Muito se discute sobre a constitucionalidade do artigo 384 da CLT, o
qual prevê que, em caso de prorrogação do horário normal, a trabalhadora
terá direito a 15 minutos de intervalo antes de iniciar o período extra
de trabalho. O dispositivo causou polêmica após a entrada em vigor da
Constituição de 1988, que estabelece, em seu 5º, I, e 7º, XXX, a
igualdade e o tratamento isonômico entre homens e mulheres. Daí o
questionamento: se homens e mulheres são iguais em direitos e
obrigações, a previsão de um intervalo que beneficia apenas as mulheres
não seria inconstitucional?
Foi exatamente essa a questão
levantada pela JBS S.A, reclamada em uma ação trabalhista, que não se
conformou com a condenação ao pagamento de horas extras a uma
ex-empregada, por descumprimento do intervalo da mulher. O recurso foi
julgado pela 6ª Turma do TRT-MG, que rejeitou as alegações da empresa e
manteve a condenação.
Segundo fundamentou o desembargador Rogério Valle Ferreira, nada há de inconstitucional no dispositivo em questão.
"A norma de ordem pública inserta no artigo 384 da CLT tem por escopo a
proteção à saúde, segurança e higidez física da mulher. A mitigação de
direitos já alcançados, sob o manto da disposição contida no artigo 5º,
I, da Constituição da República não implica a busca da igualdade, na
medida em que essa só seria encontrada na ampliação do alcance das
normas a todos os trabalhadores", destacou.

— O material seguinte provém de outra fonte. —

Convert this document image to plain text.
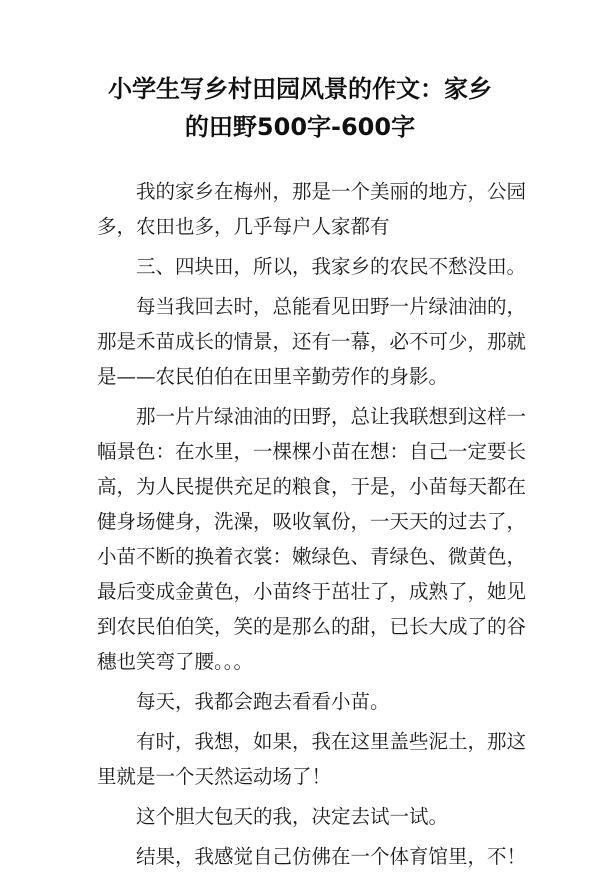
小学生写乡村田园风景的作文：家乡
的田野500字-600字
　　我的家乡在梅州，那是一个美丽的地方，公园
多，农田也多，几乎每户人家都有
　　三、四块田，所以，我家乡的农民不愁没田。
　　每当我回去时，总能看见田野一片绿油油的，
那是禾苗成长的情景，还有一幕，必不可少，那就
是——农民伯伯在田里辛勤劳作的身影。
　　那一片片绿油油的田野，总让我联想到这样一
幅景色：在水里，一棵棵小苗在想：自己一定要长
高，为人民提供充足的粮食，于是，小苗每天都在
健身场健身，洗澡，吸收氧份，一天天的过去了，
小苗不断的换着衣裳：嫩绿色、青绿色、微黄色，
最后变成金黄色，小苗终于茁壮了，成熟了，她见
到农民伯伯笑，笑的是那么的甜，已长大成了的谷
穗也笑弯了腰。。。
　　每天，我都会跑去看看小苗。
　　有时，我想，如果，我在这里盖些泥土，那这
里就是一个天然运动场了！
　　这个胆大包天的我，决定去试一试。
　　结果，我感觉自己仿佛在一个体育馆里，不！
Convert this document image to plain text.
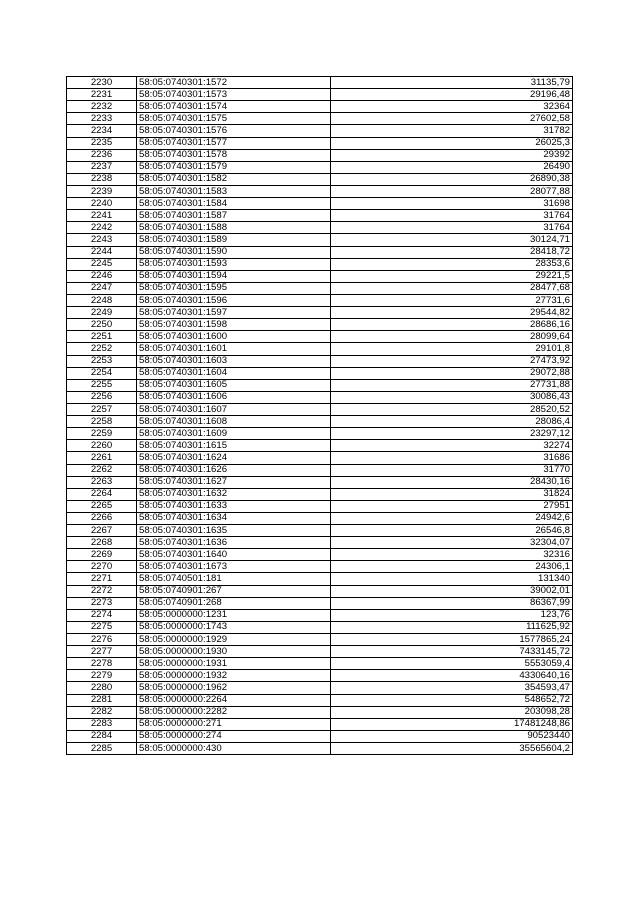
2230	58:05:0740301:1572	31135,79
2231	58:05:0740301:1573	29196,48
2232	58:05:0740301:1574	32364
2233	58:05:0740301:1575	27602,58
2234	58:05:0740301:1576	31782
2235	58:05:0740301:1577	26025,3
2236	58:05:0740301:1578	29392
2237	58:05:0740301:1579	26490
2238	58:05:0740301:1582	26890,38
2239	58:05:0740301:1583	28077,88
2240	58:05:0740301:1584	31698
2241	58:05:0740301:1587	31764
2242	58:05:0740301:1588	31764
2243	58:05:0740301:1589	30124,71
2244	58:05:0740301:1590	28418,72
2245	58:05:0740301:1593	28353,6
2246	58:05:0740301:1594	29221,5
2247	58:05:0740301:1595	28477,68
2248	58:05:0740301:1596	27731,6
2249	58:05:0740301:1597	29544,82
2250	58:05:0740301:1598	28686,16
2251	58:05:0740301:1600	28099,64
2252	58:05:0740301:1601	29101,8
2253	58:05:0740301:1603	27473,92
2254	58:05:0740301:1604	29072,88
2255	58:05:0740301:1605	27731,88
2256	58:05:0740301:1606	30086,43
2257	58:05:0740301:1607	28520,52
2258	58:05:0740301:1608	28086,4
2259	58:05:0740301:1609	23297,12
2260	58:05:0740301:1615	32274
2261	58:05:0740301:1624	31686
2262	58:05:0740301:1626	31770
2263	58:05:0740301:1627	28430,16
2264	58:05:0740301:1632	31824
2265	58:05:0740301:1633	27951
2266	58:05:0740301:1634	24942,6
2267	58:05:0740301:1635	26546,8
2268	58:05:0740301:1636	32304,07
2269	58:05:0740301:1640	32316
2270	58:05:0740301:1673	24306,1
2271	58:05:0740501:181	131340
2272	58:05:0740901:267	39002,01
2273	58:05:0740901:268	86367,99
2274	58:05:0000000:1231	123,76
2275	58:05:0000000:1743	111625,92
2276	58:05:0000000:1929	1577865,24
2277	58:05:0000000:1930	7433145,72
2278	58:05:0000000:1931	5553059,4
2279	58:05:0000000:1932	4330640,16
2280	58:05:0000000:1962	354593,47
2281	58:05:0000000:2264	548652,72
2282	58:05:0000000:2282	203098,28
2283	58:05:0000000:271	17481248,86
2284	58:05:0000000:274	90523440
2285	58:05:0000000:430	35565604,2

O relator citou o entendimento nesse mesmo sentido que vem sendo adotado pelo TST:
"INTERVALO PARA DESCANSO. ART. 384 DA CLT. RECEPÇÃO PELA CONSTITUIÇÃO
DE 88. 1 - Conquanto homens e mulheres, à luz do inciso I, do art. 5º da
Constituição de 88, sejam iguais em direitos e obrigações, é forçoso
reconhecer que elas se distinguem dos homens, sobretudo em relação às
condições de trabalho, pela sua peculiar identidade bio-social. 2 -
Inspirada nela é que o legislador, no artigo 384 da CLT, concedeu às
mulheres, em caso de prorrogação do horário normal, um intervalo de
quinze minutos antes do início do período extraordinário do trabalho,
cujo sentido protetivo discernível na ratio legis afasta, a um só tempo,
a pretensa violação ao princípio da isonomia e a absurda ideia de
capitis deminutio em relação aos homens. Recurso provido" (TST - RR -
4506/2001-011-09-00 - 4ª Turma - Rel. Ministro Barros Levenhagen - DJ -
21.10.2005).
Também na doutrina é forte a corrente dos que
sustentam a constitucionalidade do artigo 384, como Mauricio Godinho
Delgado, Mozart Victor Russomano, Orlando Gomes e Elson Gottschalk,
citados pelo relator. Esses últimos destacam que "a maturidade
física e constituição fisiológica ou anatômica da trabalhadora são
fatores relevantes, que não podem ser desdenhados do ponto de vista da
disciplina jurídica da regulamentação das condições de trabalho no mundo
moderno. (...) Os biólogos e fisiologistas demonstram que a mulher, em
confronto com o homem, possui menor resistência a trabalhos extenuantes,
por isso recomendam especiais cautelas do ponto de vista físico e
espiritual" (Curso de Direito do Trabalho, 11ª ed. Rio de Janeiro:
Forense, 1990, p. 467-468).
No mais, o Tribunal Pleno do TST,
ao julgar o IINRR-1540/2005-046-12-00.5, rejeitou o Incidente de
Inconstitucionalidade do artigo 384 da CLT, ao reconhecer as
especificidades físicas e a dupla jornada da mulher: "levando-se em
consideração a máxima albergada pelo princípio da isonomia, de tratar
desigualmente os desiguais na medida de suas desigualdades, ao ônus da
dupla missão, familiar e profissional, que desempenha a mulher
trabalhadora corresponde o bônus da jubilação antecipada e da concessão
de vantagens específicas, em função de suas circunstâncias próprias,
como é o caso do intervalo de 15 minutos antes de iniciar uma jornada
extraordinária, sendo de rejeitar a pretensa inconstitucionalidade do
art. 384 da CLT".
Por todos esses fundamentos, concluiu o
relator, não há que se falar em afronta ao princípio da isonomia
previsto no artigo 5º, inciso I, da Constituição Federal. Entendendo
comprovada a prestação habitual de horas extras pela reclamante, a Turma
manteve a sentença que deferiu a ela o recebimento, como extra, de 15
minutos por dia efetivo de trabalho.